• Andrea Hohmann

Jammern für Profis

Eine Gebrauchsanleitung.

Erst schreibe ich über „Schluss mit dem Jammern“ und nun „Jammern für Profis“

Was ist nun richtig? Soll ich doch Jammern? Oder lieber nicht?

Bei „Schluss mit Jammern“ geht es um das notorische „Die Welt ist schlecht Gejammer“ das energieraubende Jammern. Das, was uns von unserer Lebensfreude abbringt. „Das Wetter sollte besser sein.“ „Ich habe zu wenig Zeit“ „Früher war alles besser.“

…..

Doch was tun, wenn es mir wirklich schlecht geht? Wenn ich jemanden brauche, der mir einfach nur zuhört?

Dann hilft es, einmal entschlossen zu jammern. Nicht nebenbei und im Vorbeigehen, sondern mit dem ganzem Herzen.

Wie jammere ich effektiv und entschlossen?

Mir ist bewusst, dass ich unzufrieden bin, dass mich etwas stört und belastet. Ich will eine Veränderung. Ich nehme diese Bedürfnisse nach Veränderungen wahr, indem ich mir mein Leben anschaue.

Dann bitte ich Menschen, denen ich vertraue um Ihr Ohr und die Bereitschaft sich mein Klagen und Jammern anzuhören. Mit der Bitte, mir keine Ratschläge und Tipps zu geben. Ebenfalls ist es nicht erwünscht ähnliche oder sogar schlimmere Ereignisse kundzutun. Außer einem Nicken und „Ich verstehe dich!“ will ich nichts hören.

Der Raum und die Zeit sind nur für mein Klagen und Jammern geöffnet, jedoch nicht durchgängig. Ich gebe mir einen Zeitrahmen und beende mit einem Schlusssatz, wie: „Das musste jetzt einmal raus!“

Vielleicht will ich eine Umarmung, ein tröstendes Wort – dann bitte ich darum.

So eine geplante „Jammerzeit“ kann erleichtern und etwas in Bewegung bringen. Neue Sichtweisen und Lösungen können sich auftun. Die Bereitschaft für Veränderung entsteht häufig erst durch das Bewusstwerden, wie einschränkend die Situation gerade wirklich ist. Und das Bewusstwerden der eigenen Veränderungswünsche entstehen nicht, wenn wir im Kollektiv jammern und klagen - Irgendeinem geht es schließlich immer schlechter.

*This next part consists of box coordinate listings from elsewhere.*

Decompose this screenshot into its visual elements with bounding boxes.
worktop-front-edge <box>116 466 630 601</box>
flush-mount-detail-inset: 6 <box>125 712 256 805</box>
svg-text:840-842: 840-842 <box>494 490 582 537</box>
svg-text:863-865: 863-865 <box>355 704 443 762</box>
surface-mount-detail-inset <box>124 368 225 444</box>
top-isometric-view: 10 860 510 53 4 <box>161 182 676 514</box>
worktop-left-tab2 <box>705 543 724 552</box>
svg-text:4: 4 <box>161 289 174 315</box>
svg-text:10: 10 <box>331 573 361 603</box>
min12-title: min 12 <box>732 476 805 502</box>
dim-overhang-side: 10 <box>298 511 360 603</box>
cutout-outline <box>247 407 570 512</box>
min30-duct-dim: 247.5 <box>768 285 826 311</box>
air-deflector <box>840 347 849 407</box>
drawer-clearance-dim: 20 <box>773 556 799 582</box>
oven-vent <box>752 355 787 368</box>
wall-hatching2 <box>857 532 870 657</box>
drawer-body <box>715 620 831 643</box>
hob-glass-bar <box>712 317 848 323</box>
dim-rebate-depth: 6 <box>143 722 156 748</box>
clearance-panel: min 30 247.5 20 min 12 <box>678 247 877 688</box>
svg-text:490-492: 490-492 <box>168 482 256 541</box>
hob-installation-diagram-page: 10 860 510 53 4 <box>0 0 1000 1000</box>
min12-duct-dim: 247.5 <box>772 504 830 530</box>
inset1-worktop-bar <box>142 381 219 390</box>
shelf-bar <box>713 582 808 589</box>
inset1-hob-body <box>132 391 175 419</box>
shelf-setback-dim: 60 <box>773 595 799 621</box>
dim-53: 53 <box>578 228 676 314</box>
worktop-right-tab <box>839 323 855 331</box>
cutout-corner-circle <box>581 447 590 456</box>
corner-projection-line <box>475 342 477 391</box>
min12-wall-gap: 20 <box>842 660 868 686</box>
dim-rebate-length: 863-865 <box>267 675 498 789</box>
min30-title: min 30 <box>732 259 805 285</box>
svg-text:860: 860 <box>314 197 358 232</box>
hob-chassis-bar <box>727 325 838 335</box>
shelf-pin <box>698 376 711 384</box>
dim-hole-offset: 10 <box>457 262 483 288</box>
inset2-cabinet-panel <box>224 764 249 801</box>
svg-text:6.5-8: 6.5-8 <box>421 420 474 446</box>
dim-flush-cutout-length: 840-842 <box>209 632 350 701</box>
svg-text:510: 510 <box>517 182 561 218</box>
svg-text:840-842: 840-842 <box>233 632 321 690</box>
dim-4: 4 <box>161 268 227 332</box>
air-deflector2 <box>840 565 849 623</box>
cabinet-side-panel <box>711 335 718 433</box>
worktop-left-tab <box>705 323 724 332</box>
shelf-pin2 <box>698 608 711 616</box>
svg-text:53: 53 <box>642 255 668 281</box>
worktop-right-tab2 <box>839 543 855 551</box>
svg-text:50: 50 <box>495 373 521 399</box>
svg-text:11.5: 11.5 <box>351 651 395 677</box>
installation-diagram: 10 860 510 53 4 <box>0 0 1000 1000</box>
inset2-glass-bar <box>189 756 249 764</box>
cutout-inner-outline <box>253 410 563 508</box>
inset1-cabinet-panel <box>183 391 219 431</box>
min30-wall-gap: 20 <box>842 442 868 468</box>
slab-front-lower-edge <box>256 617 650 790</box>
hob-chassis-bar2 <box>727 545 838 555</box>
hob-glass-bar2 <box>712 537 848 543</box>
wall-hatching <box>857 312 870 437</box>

Natürlich kann ich anschließend auch die Menschen, die mir zugehört haben, um ein Feedback bitten, z.B.

Was würdest du machen?

Was könnte ich deiner Meinung nach, besser machen?

Reicht es aus oder kann ich noch mehr tun?

Wenn ja, was genau?

Tue ich irgendetwas, das ich lieber bleiben lassen sollte?

Und wenn keiner in der Nähe ist, der bereit ist, sich meine Klagen anzuhören,  gibt es immer noch einen Stift und ein Blatt Papier. Ich gebe mir dann 10 Minuten und schreibe ohne Unterbrechung alles auf, was jetzt einmal raus muss.

Anschließend kann ich mir vorstellen,

was mein bester Freund mir raten würde.

was funktioniert, von dem, was ich tue?

wovon will ich mehr und was kann ich jetzt sofort dafür tun?

Fazit: Jammern - JA, doch nur mit einem anschließenden JA zum Handeln.